Spiega il ginecologo: “Oggi, in una struttura come la nostra non c’è uno psicologo. Prima si facevano dei gruppi con le pazienti e le pazienti poi si ritrovavano insieme il giorno dell’intervento. In questi giorni c’era una buona probabilità, intorno al quindici per cento, che una donna ci ripensasse. Ora, invece, senza psicologo la percentuale, non di molto, ma è un po’ salita”. Fino a qualche anno fa, per l’intervento le donne sceglievano un tipo di anestesia locale (un’iniezione di novocaina o xilocaina) che rendeva l’utero insensibile. Oggi, invece, circa il novantacinque per cento delle donne che abortisce preferisce non vedere e non sentire nulla, e sceglie un’anestesia generale: in due minuti l’anestetico entra in circolo. Il ginecologo pizzica dunque il collo dell’utero con un tenaculum, sostiene le gambe con una forcella, infila due dita nel canale vaginale e inserisce uno speculum per allargare l’ingresso dell’utero, dilatando questo con un paio di piccole aste di caucciù a forma di cilindro allungato. Le asticelle sono larghe al massimo un centimetro e permettono il passaggio di una cannula attraverso il canale cervicale: un condotto che dalla vagina porta alla cavità uterina, e quindi all’embrione. La cannulla si chiama “karman” ed è lo strumento che dà il nome alla tecnica di interruzione: è un tubo morbido a forma di bastoncino, è fatto con un materiale plastico, ha la punta arrotondata e un cono di inserzione; il karman è un tubo molto flessibile, il suo raggio può essere di cinque, sei, sette, otto, dieci, dodici millimetri e la sua dimensione varia a seconda delle settimane di gravidanza. Più l’embrione cresce e più il tubo dovrà essere grande. A una delle estremità di questa cannuccia, il ginecologo collega un aspiratore: un apparecchio che “crea una situazione di vuoto”. Il karman funziona come una qualsiasi macchina che aspira aria: mette sotto vuoto la cavità uterina e poi, in pochi minuti, aspira tutto. “La tecnica – dice il ginecologo – è semplice.
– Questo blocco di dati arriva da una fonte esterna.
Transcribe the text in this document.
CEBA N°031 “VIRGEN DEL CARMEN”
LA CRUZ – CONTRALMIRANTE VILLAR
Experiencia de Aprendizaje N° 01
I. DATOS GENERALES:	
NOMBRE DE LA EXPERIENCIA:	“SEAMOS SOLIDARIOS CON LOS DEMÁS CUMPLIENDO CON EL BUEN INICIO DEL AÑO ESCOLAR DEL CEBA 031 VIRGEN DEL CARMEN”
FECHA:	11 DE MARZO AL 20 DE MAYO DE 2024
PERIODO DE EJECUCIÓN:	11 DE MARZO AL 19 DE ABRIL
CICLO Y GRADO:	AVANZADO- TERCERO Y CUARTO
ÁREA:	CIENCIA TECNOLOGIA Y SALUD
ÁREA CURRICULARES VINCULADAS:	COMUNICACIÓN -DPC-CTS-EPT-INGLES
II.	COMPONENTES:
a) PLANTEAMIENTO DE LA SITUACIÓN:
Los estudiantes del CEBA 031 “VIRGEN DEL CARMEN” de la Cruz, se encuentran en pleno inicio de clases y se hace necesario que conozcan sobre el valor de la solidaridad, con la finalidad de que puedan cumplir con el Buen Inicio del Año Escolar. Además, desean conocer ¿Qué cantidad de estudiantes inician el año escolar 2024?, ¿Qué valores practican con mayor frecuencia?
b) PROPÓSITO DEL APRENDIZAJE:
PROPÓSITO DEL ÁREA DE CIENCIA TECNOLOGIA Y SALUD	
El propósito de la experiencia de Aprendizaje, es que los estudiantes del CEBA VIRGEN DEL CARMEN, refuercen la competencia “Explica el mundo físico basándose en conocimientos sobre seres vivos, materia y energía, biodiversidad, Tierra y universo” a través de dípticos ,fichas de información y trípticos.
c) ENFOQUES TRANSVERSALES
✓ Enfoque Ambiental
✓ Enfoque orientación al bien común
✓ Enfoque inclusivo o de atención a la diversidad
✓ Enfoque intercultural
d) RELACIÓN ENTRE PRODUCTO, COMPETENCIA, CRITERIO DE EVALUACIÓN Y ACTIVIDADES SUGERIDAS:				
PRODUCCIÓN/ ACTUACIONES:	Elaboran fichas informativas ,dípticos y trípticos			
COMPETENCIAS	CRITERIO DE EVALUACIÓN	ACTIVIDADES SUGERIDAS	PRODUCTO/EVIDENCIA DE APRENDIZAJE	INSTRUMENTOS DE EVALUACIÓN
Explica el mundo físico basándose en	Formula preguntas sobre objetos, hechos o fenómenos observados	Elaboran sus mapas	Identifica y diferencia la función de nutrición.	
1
Facciamo un esempio: se prendi un pezzo di formaggio e lo metti sotto vuoto, il contenuto si mantiene e il contenitore aderisce al contenuto. In questo caso il contenitore è decisamente più robusto, per cui, qui, il contenitore si mantiene meglio e il contenuto viene aspirato via molto facilmente”.
A questo punto della gravidanza, tra la nona e la dodicesima settimana, l’evoluzione dell’embrione (il “contenuto”) all’interno dell’utero (“il contenitore”) è stata registrata dal ginecologo tedesco Rainer Jonas. L’embrione ha gli organi interni non sviluppati, ma visibili; ha un principio di orecchie e di occhi; ha la lingua; il collo è appena delineato; il cuore batte; il “materiale” comincia ad avere un po’ di unghie e secondo il professor Jonas “proverebbe già gusti precisi” (in un esperimento fatto dallo stesso dottore, iniettando nel liquido amniotico delle sostanze dolci, il feto verrebbe fotografato mentre compie dei movimenti di deglutizione”). La lunghezza di quel che il ginecologo chiama “prodotto del concepimento”, “materiale non strutturato”, “contenuto”, “tessuto fetale”, “grumo di sangue”, “abbozzo placentare di cui non si identificano parti significative” è di circa sei centimetri. A volte, però, prima dell’intervento le pazienti fanno alcune domande. E’ un feto? E’ un embrione? E’ un bambino? Sente dolore? Il ginecologo, solitamente, risponde così. “E’ un momento delicato e ovviamente capita spesso. Il punto è che il nostro deve essere un approccio molto tecnico. Non ci deve essere religione, non ci deve essere etica, non ci deve essere politica. E’ un approccio ‘neutro’; e deve esserlo ancora di più quando la donna non ha un aiuto psicologico: in quelle circostanze il medico non è corretto che si sostituisca a un’altra figura professionale. Dunque, quando mi vengono fatte domande del genere, io rispondo che per quanto mi riguarda quel ‘materiale’ non è né l’uno né l’altro. Non è vita e non è ‘non vita’. E’ una forma vitale. E’ materiale del concepimento. Perché il dottore è un servitore dello stato e in quanto servitore dello stato deve conoscere le regole e applicarle. Io non credo che questo sia un lavoro come un altro, ovviamente; per quanto possa essere ‘terribile’ è sempre un lavoro e anche se si conoscono persone che farebbero interruzioni di gravidanza anche se non ci fosse una legge, il discorso che un ginecologo deve fare deve essere un altro: ‘c’è questa legge e io la applico’. E se non ci sarà più la legge si smetterà di farli”.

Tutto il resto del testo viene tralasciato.